27 марта. Состояние больного значительно лучше. Боли беспокоят меньше. Ночь провел спокойно. Пульс 80 ударов в минуту, ритмичный. Отечность лица резко уменьшилась. Правая сторона теплая…
Сколько он проспал на этот раз, Хабаров не имел понятия. С ним все время что-то делали: кололи, брали кровь, измеряли кровяное давление, заставляли глотать какие-то лекарства, и заснуть надолго не удавалось. Проснулся и сразу почувствовал — болит все тело, ужасно хочется перевернуться на живот, пошевелить ногами, потянуться, но кровать-капкан не пускала.
Виктор Михайлович стал соображать, отчего он проснулся. Что-то его разбудило. Кажется, музыка. Хабаров прислушался: действительно, где-то очень далеко едва слышно играло радио. Слов разобрать было невозможно, но мелодию он узнал:
Пой, гармоника, вьюге назло, Заплутавшее счастье, лови…
Как ни странно, «Землянка» напоминала не о военном времени, не о тоске расставания; почему-то песня вызвала в сознании совершенно зримый, механический образ магнитофона.

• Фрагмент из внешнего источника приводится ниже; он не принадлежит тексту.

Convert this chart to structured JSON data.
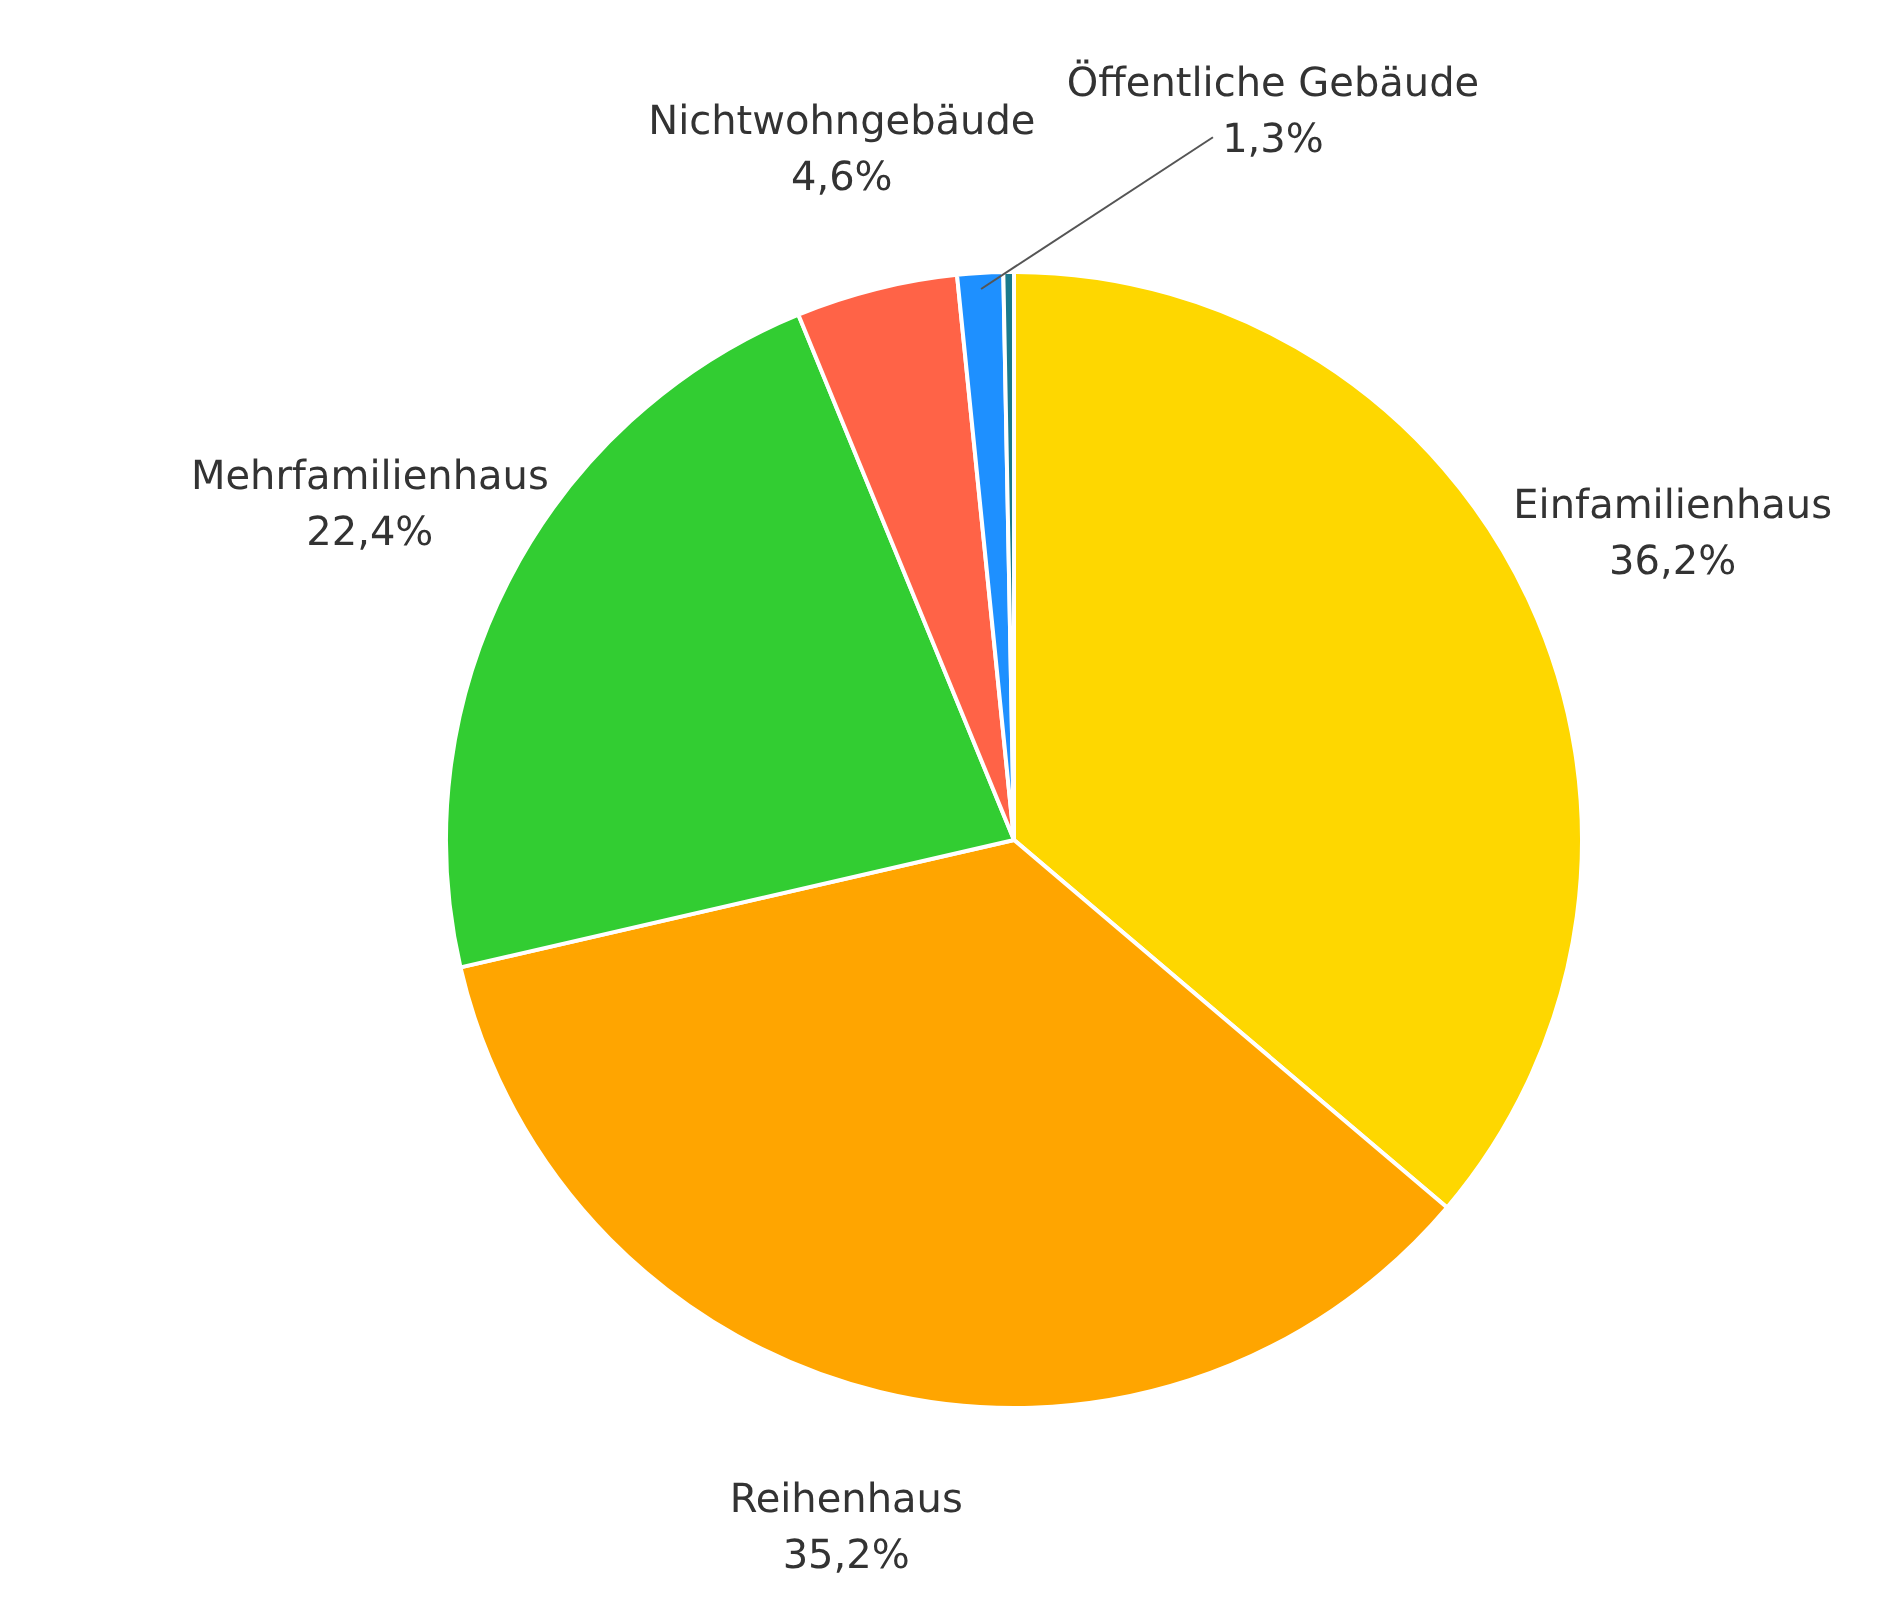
{
  "chart_data": {
    "type": "pie",
    "categories": [
      "Einfamilienhaus",
      "Reihenhaus",
      "Mehrfamilienhaus",
      "Nichtwohngebäude",
      "Öffentliche Gebäude",
      null
    ],
    "values": [
      36.2,
      35.2,
      22.4,
      4.6,
      1.3,
      0.3
    ],
    "value_labels": [
      "36,2%",
      "35,2%",
      "22,4%",
      "4,6%",
      "1,3%",
      null
    ],
    "colors": [
      "#fed700",
      "#ffa500",
      "#32cd32",
      "#ff6347",
      "#1e90ff",
      "#1b7a8c"
    ],
    "legend": false
  }
}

За прозрачной плексигласовой крышкой медленно вращаются здоровенные бобины и бежит, бежит через звукоснимающую головку бесконечная шоколадного цвета лента. Рядом с магнитофоном Виктор Михайлович представил самого себя. Сидит за маленьким, покрытым ярко-зеленым пластиком столиком и слушает, наверное, в десятый раз все один и тот же кусок пленки — последнюю запись последнего полета Углова.